Forty percent of youth in Hartford are vulnerable to school dropout, lack of employment or becoming a victim or perpetrator of violence, according to COMPASS.

“Hartford is one of the poorest cities in the country,” Santiago said. “I grew up in similar circumstances to a lot of the kids,” she said.

She grew up in a housing project in Lawrence, Massachusetts, after her parents moved from Puerto Rico.

“We were living in poverty,” Santiago said. “I didn’t realize there were opportunities for me other than what I saw on a daily basis.”

An excellent student, Santiago was offered a scholarship to a private school in Andover.

“It was 15 minutes and a world away,” she said. “It was culture shock to say the least.”

The school was much harder, she felt out of place and she considered giving up many times, but teachers intervened and supported her.

“People reached out to me in my most needy moments,” she said.

Brittany Fisher also recalls the moments that made a difference to her life.

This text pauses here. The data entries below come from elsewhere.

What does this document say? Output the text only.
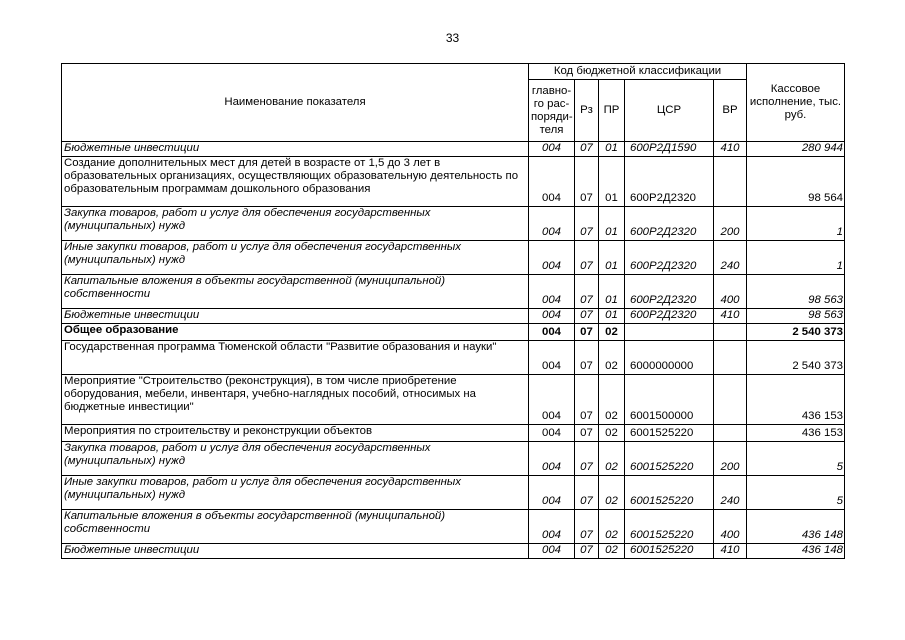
33
Наименование показателя	Код бюджетной классификации					Кассовое исполнение, тыс. руб.
	главно-го рас-поряди-теля	Рз	ПР	ЦСР	ВР	
Бюджетные инвестиции	004	07	01	600Р2Д1590	410	280 944
Создание дополнительных мест для детей в возрасте от 1,5 до 3 лет в образовательных организациях, осуществляющих образовательную деятельность по образовательным программам дошкольного образования	004	07	01	600Р2Д2320		98 564
Закупка товаров, работ и услуг для обеспечения государственных (муниципальных) нужд	004	07	01	600Р2Д2320	200	1
Иные закупки товаров, работ и услуг для обеспечения государственных (муниципальных) нужд	004	07	01	600Р2Д2320	240	1
Капитальные вложения в объекты государственной (муниципальной) собственности	004	07	01	600Р2Д2320	400	98 563
Бюджетные инвестиции	004	07	01	600Р2Д2320	410	98 563
Общее образование	004	07	02			2 540 373
Государственная программа Тюменской области "Развитие образования и науки"	004	07	02	6000000000		2 540 373
Мероприятие "Строительство (реконструкция), в том числе приобретение оборудования, мебели, инвентаря, учебно-наглядных пособий, относимых на бюджетные инвестиции"	004	07	02	6001500000		436 153
Мероприятия по строительству и реконструкции объектов	004	07	02	6001525220		436 153
Закупка товаров, работ и услуг для обеспечения государственных (муниципальных) нужд	004	07	02	6001525220	200	5
Иные закупки товаров, работ и услуг для обеспечения государственных (муниципальных) нужд	004	07	02	6001525220	240	5
Капитальные вложения в объекты государственной (муниципальной) собственности	004	07	02	6001525220	400	436 148
Бюджетные инвестиции	004	07	02	6001525220	410	436 148
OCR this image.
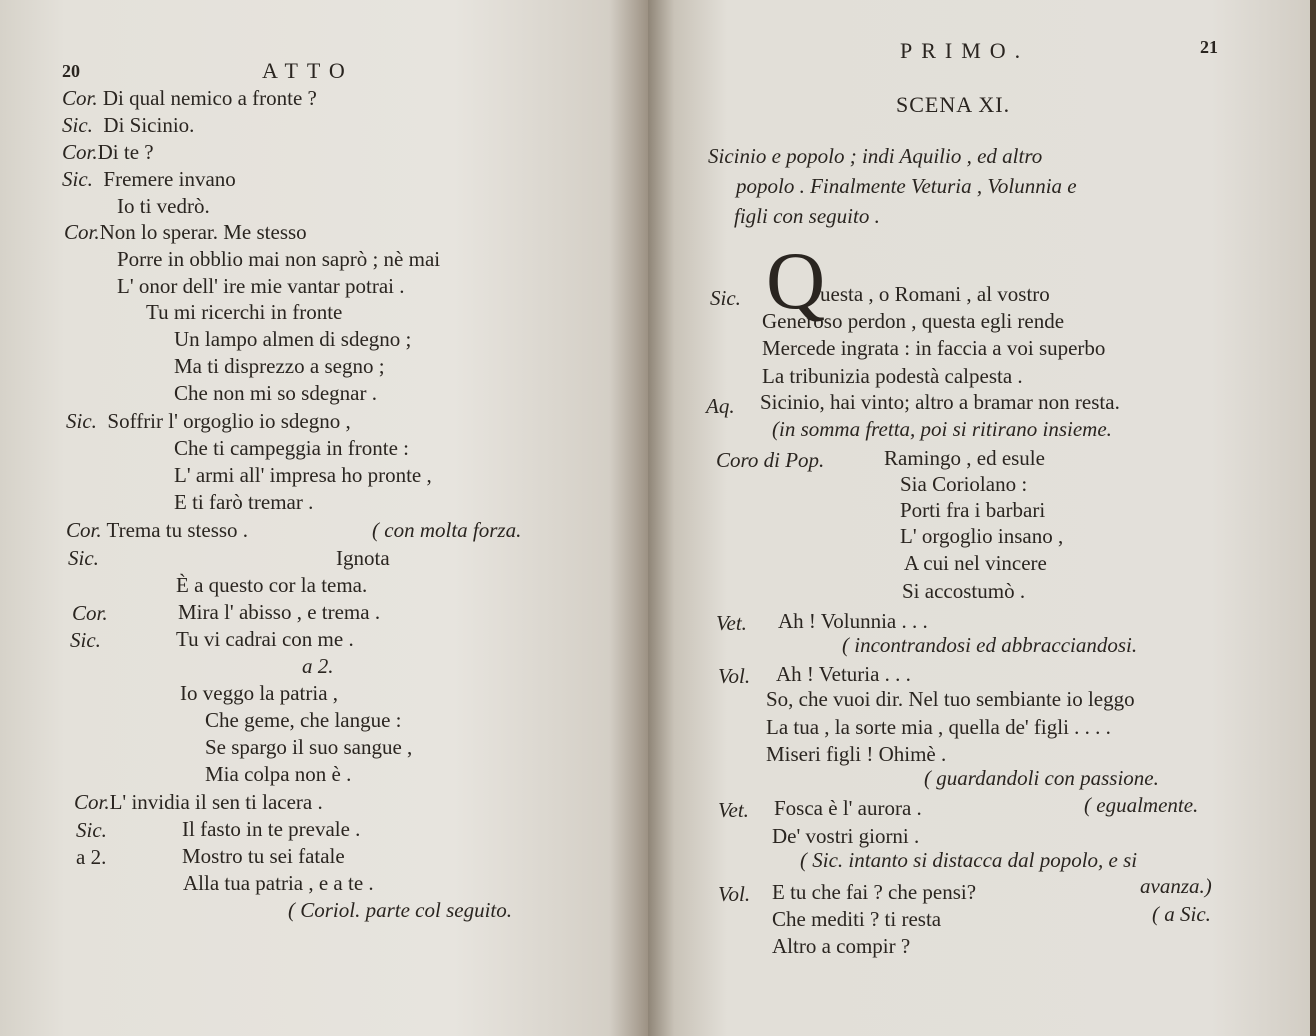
20	ATTO
Cor. Di qual nemico a fronte ?
Sic. Di Sicinio.
Cor.Di te ?
Sic. Fremere invano
Io ti vedrò.
Cor.Non lo sperar. Me stesso
Porre in obblio mai non saprò ; nè mai
L' onor dell' ire mie vantar potrai .
Tu mi ricerchi in fronte
Un lampo almen di sdegno ;
Ma ti disprezzo a segno ;
Che non mi so sdegnar .
Sic. Soffrir l' orgoglio io sdegno ,
Che ti campeggia in fronte :
L' armi all' impresa ho pronte ,
E ti farò tremar .
Cor. Trema tu stesso .	( con molta forza.
Sic.	Ignota
È a questo cor la tema.
Cor.	Mira l' abisso , e trema .
Sic.	Tu vi cadrai con me .
a 2.
Io veggo la patria ,
Che geme, che langue :
Se spargo il suo sangue ,
Mia colpa non è .
Cor.L' invidia il sen ti lacera .
Sic.	Il fasto in te prevale .
a 2.	Mostro tu sei fatale
Alla tua patria , e a te .
( Coriol. parte col seguito.
PRIMO.	21
SCENA XI.
Sicinio e popolo ; indi Aquilio , ed altro
popolo . Finalmente Veturia , Volunnia e
figli con seguito .
Q
Sic.	uesta , o Romani , al vostro
Generoso perdon , questa egli rende
Mercede ingrata : in faccia a voi superbo
La tribunizia podestà calpesta .
Aq. Sicinio, hai vinto; altro a bramar non resta.
(in somma fretta, poi si ritirano insieme.
Coro di Pop.	Ramingo , ed esule
Sia Coriolano :
Porti fra i barbari
L' orgoglio insano ,
A cui nel vincere
Si accostumò .
Vet. Ah ! Volunnia . . .
( incontrandosi ed abbracciandosi.
Vol. Ah ! Veturia . . .
So, che vuoi dir. Nel tuo sembiante io leggo
La tua , la sorte mia , quella de' figli . . . .
Miseri figli ! Ohimè .
( guardandoli con passione.
Vet. Fosca è l' aurora .	( egualmente.
De' vostri giorni .
( Sic. intanto si distacca dal popolo, e si
Vol. E tu che fai ? che pensi?	avanza.)
Che mediti ? ti resta	( a Sic.
Altro a compir ?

She remembers how supportive adults helped her envision a wider future.

“A lot of children don’t know there’s more to life,” she said.

“I wouldn’t be here without my parents and the COMPASS program,” Fisher said. “It was so beneficial for me.”

“These programs are very much needed,” she said. They are valuable if they save one life or there’s one less gang member or teen pregnancy, she said.

COMPASS partners with schools to improve student performance, wellness and school culture. It provides tutoring and enrichment, and it coordinates other services such as dental care and family/parent classes to meet needs that could otherwise hamper kids.